Saving a Maine lake, river, the ocean from soil erosion, the wearing away of silt, particulates washed in to it from steep banks, lack of ground cover is serious business in a waterfront property watershed.
If you don't own Maine real estate or have seen erosion first hand, the subject may not be titillating, engaging.
If you are of Swedish, Finnish, Scandinavian decent I have found especially, you are well versed early on while knee high to a grasshopper so to speak.
About taking care of your land, woodlot, waterfront natural resource.
Maintain the property, passing it along to the next generation.
Your kids, grandchildren in better shape, or at the very least, as good as you received it.
The water should not race to a lake, dump in to a Maine river, leach in to the ocean.
Practices of good conservation to avoid soil erosion mean planting vegetative buffers along the shoreline of the Maine waterfront property.
And if there are steep grades, where trees have been removed, along a Maine lake camp road ditch, plunge pools may be good conservation practice to consider.
The rock lined "pool water container" is a series of holes dug, lined and to fill and spill to slow the pace of the rain, snow run off.
The racing water not contained, slowed carries with it dirt, soil, nutrients, leave debris straight in to the water.
And that explains why all the vegetation growing around the shoreline, and the accumulation of silt.
It is much easier to keep the soil in place up the hill with good conservation practices up front with education to the property owners about the ABC's of soil erosion.
Then try to return the silt, soil after it already dumps, gets placed in the precious Maine natural water resource.
Over used, improperly designed, under sized culverts or water flow restriction all add up to hurting the Maine lake further without a lot of funds to correct situations. Education about Maine's watershed is the best ammunition, defense and more pro-active rather than always taking a reactive stance. Where there are lots of erosion "fires" to put out but like an emergency room, and which ones most important with the never enough resources you have to tackle them.
And if all this talk about riparian buffers, conservation drainage diversion ditches with properly placed culverts, the right ground cover to keep water from racing in to a lake is ho hum, boring. Think about the fish, wildlife in that Maine lake, pond, river, ocean. Think for a minute you have gills, you gurgle when you talk.
And well, you drink and swim like a Maine fish.
The oxygen levels change in your "home" as the silt, nutrients dumped in to say a Maine lake begin to cause vegetation to grow. And add a slip or two of the dreaded milfoil plant that chokes the lake further and effectively kills it and the gorgeous, crystal clean happy place for fish, loons, ducks to live (and for us two legged animals to enjoy waterfront recreation on from swimming without swimmer's itch, boating to ice fishing) and a natural environmental nightmare happens.

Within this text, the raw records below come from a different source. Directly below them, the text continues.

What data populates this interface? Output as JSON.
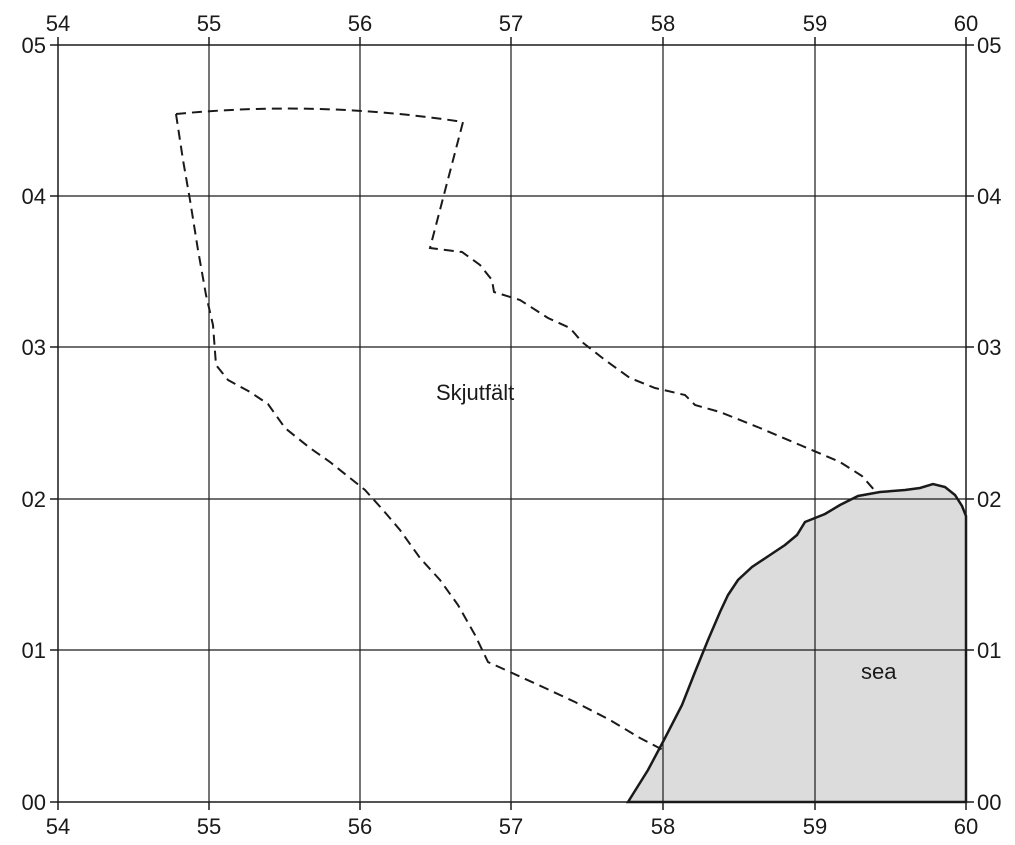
{
  "map": {
    "x_ticks": [
      "54",
      "55",
      "56",
      "57",
      "58",
      "59",
      "60"
    ],
    "y_ticks": [
      "00",
      "01",
      "02",
      "03",
      "04",
      "05"
    ],
    "labels": {
      "firing_range": "Skjutfält",
      "sea": "sea"
    },
    "colors": {
      "sea_fill": "#dcdcdc",
      "lines": "#1a1a1a"
    }
  }
}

The BP oil spill off the coast is an awful event. But just as staggering, serious is all the erosion, soil dump age and spoiling lake after river after ocean front in areas around states like Maine that are not spoiled, ruined or where it is just too lake.
Your Love Canal pollution situations get headlines when they are at monumental proportions. But when you add up the run of the mill, typical day in and day out soil erosion situation from improper wood cutting operations somewhere in the watershed draining in to our Maine waterfront, it is just if not more staggering. The effects just as devastating.